The outbreak will test the U.S. health care system, which may not be able to handle the workload.
The ability of the American health care system to absorb a shock — what experts call surge capacity — is much weaker than many believe.
A crucial thing to understand about the threat — and it’s playing out grimly in Italy — is the difference between the number of people who might get sick and the number who might get sick at the same time. The U.S. has only 2.8 hospital beds per 1,000 people. That’s fewer than in Italy (3.2), China (4.3) and South Korea (12.3), all of which have had struggles. More important, there are only so many intensive care beds and ventilators.
It’s estimated we have 45,000 intensive care unit beds in the United States. In a moderate outbreak, about 200,000 Americans would need one.
A recent report from the Center for Health Security at Johns Hopkins estimated there were 160,000 ventilators available for patient care. That may seem like a lot, and under normal circumstances, it is. Pandemics, however, change the calculations.
A few years earlier, the same group modeled how many ventilators would be needed in unusual circumstances. In a pandemic akin to the flu pandemics in 1957 or 1968, about 65,000 people might need ventilation.
Hospitals don’t survive financially in the United States by keeping beds open and equipment idle. They have enough equipment to be cost-effective but still retain capacity to care for extra people in emergencies. But those emergencies do not account for what we are seeing now. It’s very possible that many of the ventilators are being used right now for patients with other illnesses. They’re also not mobile, and local outbreaks will surpass the numbers of ventilators and respiratory therapists quickly.
Moreover, if a pandemic more closely followed the model of the Spanish flu outbreak of 1918, we would need more than 740,000 ventilators.
Many people are comparing this virus to the flu. The thing to remember, though, is that the influenza numbers are spread out over eight months or more. They don’t increase exponentially over the course of weeks, as the cases of COVID-19 are doing right now.
Further, a greater proportion of people who are becoming ill now are seriously sick. According to some estimates, 10% to 20% of those who are infected may require hospitalization. In a metropolitan setting, if enough people become infected, the numbers who may need significant care will overwhelm our capacity to provide it.

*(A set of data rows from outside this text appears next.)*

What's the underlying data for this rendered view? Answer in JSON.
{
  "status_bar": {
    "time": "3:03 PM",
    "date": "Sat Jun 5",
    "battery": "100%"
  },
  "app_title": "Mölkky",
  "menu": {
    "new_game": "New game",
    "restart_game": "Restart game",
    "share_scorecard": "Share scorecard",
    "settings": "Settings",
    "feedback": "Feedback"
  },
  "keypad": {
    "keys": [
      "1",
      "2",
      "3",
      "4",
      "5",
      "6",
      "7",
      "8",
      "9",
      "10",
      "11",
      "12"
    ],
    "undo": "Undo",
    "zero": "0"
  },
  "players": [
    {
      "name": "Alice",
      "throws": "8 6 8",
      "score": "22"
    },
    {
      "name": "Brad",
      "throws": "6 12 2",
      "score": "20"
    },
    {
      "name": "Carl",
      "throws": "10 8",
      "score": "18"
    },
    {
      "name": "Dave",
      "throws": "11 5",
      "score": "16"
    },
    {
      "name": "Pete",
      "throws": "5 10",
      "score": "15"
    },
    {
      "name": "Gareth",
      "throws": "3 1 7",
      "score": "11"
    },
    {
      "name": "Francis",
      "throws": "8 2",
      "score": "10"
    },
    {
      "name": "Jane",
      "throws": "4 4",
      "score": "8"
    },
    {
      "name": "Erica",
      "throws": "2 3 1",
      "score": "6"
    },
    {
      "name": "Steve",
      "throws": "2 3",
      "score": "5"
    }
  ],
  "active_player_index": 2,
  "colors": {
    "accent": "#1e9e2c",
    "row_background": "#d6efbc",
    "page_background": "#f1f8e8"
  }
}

The cautionary tale is Italy. More than 12,000 people have been infected there; more than 800 have died. A little over 1,000 have recovered. Many of the rest are ill. And a significant number of them need to be hospitalized — right now.
This has exceeded Italy’s capacity for care. It doesn’t matter what physicians’ specialties are — they’re treating coronavirus. As health care providers fall ill, Italy is having trouble replacing them. Elective procedures have been canceled. People who need care for other reasons are having trouble finding space.

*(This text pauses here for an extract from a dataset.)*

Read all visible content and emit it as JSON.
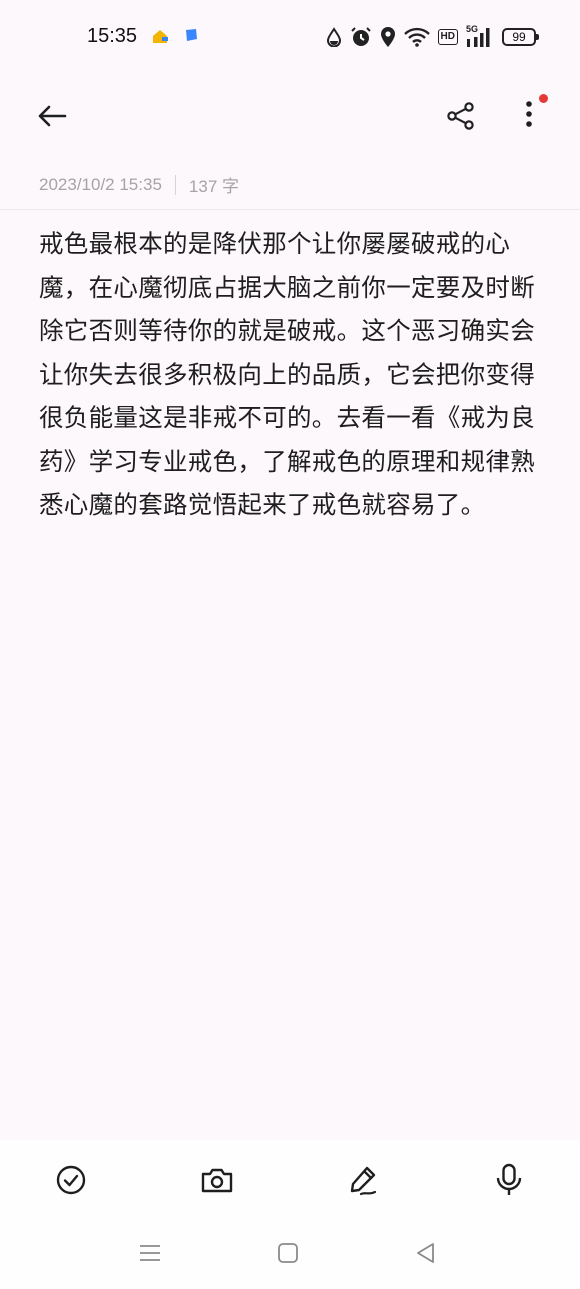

In an unthinkable fashion, physicians are having to ration care. They’re having to choose whom to treat, and whom to ignore.
They’re having to choose who will die.
Italy, especially Northern Italy, has a solid health care system. It might not be the best in the world, but it’s certainly not lacking in ability. It’s just not ready for the sudden influx of cases. There aren’t enough physicians. There’s not enough equipment.
The United States is not prepared better than Italy.
Many health experts expect that a majority of people eventually will be exposed to, if not infected with, this virus. The total number of infected people isn’t what scares many epidemiologists. It’s how many are infected at the same time.
An unchecked pandemic will lead to a quickening rate of infection. If, however, we engage in social distancing, proper quarantining and proper hygiene, we can slow the rate of spread and make sure there are enough resources to care for everyone properly. This also can buy us time for a vaccine to be developed.